Who is the 'one person'? Instead of thinking about "everyone," who is one person you've been meaning to connect with? What would be the most intentional way to do it? What's the smallest possible step you could take to move that connection from a "fly to be swatted" to something meaningful?
How do you choose your effort? We can't give that Civil War letter-level of effort to everyone. How do we decide who gets our best energy? Does it mean letting go of the pressure to keep up with hundreds of people to truly show up for a handful?
What is the opposite of a 'mass text'? If my cookout invite was the "problem," what would the "answer" look like in practice for the next cookout? Is it a personal phone call? A voice note? A knock on a door? A sincere invitation where you communicate you miss someone?
How do you build a defense against the 'flies'? If communication is overwhelming, what's one practical boundary you could set to create space for the communication that matters? (e.g., Turning off notifications for an hour, choosing one time a day to answer non-urgent texts, etc.)

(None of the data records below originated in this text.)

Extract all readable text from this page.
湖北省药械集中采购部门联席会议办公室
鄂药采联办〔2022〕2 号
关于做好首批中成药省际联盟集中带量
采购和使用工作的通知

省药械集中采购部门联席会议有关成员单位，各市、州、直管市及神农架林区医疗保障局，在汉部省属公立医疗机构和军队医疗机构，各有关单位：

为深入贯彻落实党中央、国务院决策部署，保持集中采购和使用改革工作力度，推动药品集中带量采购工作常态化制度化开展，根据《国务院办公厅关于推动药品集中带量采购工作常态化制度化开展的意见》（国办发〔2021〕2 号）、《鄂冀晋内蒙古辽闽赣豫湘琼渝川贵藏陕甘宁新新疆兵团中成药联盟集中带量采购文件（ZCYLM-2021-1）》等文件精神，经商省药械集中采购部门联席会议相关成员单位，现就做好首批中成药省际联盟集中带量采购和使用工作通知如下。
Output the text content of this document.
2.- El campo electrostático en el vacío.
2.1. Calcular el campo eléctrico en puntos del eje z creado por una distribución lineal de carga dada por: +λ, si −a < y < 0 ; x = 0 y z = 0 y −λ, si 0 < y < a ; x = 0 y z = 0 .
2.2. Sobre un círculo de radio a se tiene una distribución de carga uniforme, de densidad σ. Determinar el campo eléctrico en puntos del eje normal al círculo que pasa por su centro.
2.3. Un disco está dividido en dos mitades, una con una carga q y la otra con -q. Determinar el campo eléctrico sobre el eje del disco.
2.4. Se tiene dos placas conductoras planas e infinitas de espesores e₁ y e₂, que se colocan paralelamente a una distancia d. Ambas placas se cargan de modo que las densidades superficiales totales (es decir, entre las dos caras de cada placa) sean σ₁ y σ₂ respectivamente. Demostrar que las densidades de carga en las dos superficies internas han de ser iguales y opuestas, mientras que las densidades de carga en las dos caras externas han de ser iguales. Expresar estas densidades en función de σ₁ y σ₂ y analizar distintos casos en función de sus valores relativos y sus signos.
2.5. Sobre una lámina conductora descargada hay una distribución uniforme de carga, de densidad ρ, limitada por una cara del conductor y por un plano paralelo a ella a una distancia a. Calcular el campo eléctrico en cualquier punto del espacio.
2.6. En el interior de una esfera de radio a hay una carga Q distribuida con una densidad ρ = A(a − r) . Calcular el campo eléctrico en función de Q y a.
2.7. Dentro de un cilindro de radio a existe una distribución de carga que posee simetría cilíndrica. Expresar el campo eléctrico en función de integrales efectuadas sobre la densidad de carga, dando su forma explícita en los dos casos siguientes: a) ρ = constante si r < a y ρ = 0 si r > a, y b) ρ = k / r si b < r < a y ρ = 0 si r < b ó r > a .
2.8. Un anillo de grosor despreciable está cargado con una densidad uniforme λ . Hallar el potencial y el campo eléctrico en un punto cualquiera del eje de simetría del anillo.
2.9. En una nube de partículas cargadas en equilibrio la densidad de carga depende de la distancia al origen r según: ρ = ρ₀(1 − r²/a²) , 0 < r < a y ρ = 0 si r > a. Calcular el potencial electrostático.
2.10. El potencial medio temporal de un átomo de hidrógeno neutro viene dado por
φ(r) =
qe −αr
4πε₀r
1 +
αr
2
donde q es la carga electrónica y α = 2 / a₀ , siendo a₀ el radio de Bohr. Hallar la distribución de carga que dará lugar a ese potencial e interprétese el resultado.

I believe we're in a painful phase of our evolution because we haven't hit rock bottom yet. We're on the same timeline as the society in the sci-fi movie Surrogates (2009). In the movie, everyone lived through flawless avatars, terrified of showing their real, messy selves. They traded authentic connection for perfect safety and ended up with neither. We are seeing the same symptoms: the curated lives, the fear of real interaction, the loss of intimacy.
But I don't believe that's our ending. The need to connect over a fire, to see a real face, to hear a real voice is a core human driver that can't be coded away. The answer isn't to reject technology, but to master it, to build and use it in a way that brings us closer, not pushes us apart.
The modern campfire looks like intentional phone calls and unexpected pop-ins, ditching the chaos of life to focus on connecting. It’s making plans with one or two people frequently, versus five different “mass events” where no one feels special for being invited. It’s the conscious, present awareness of making the choice to stay connected.
Take it from an "elder millennial" who existed before the screens. Before email, before Instagram, even before AOL.
Cut through the noise. Connect. Call and visit the people you care about.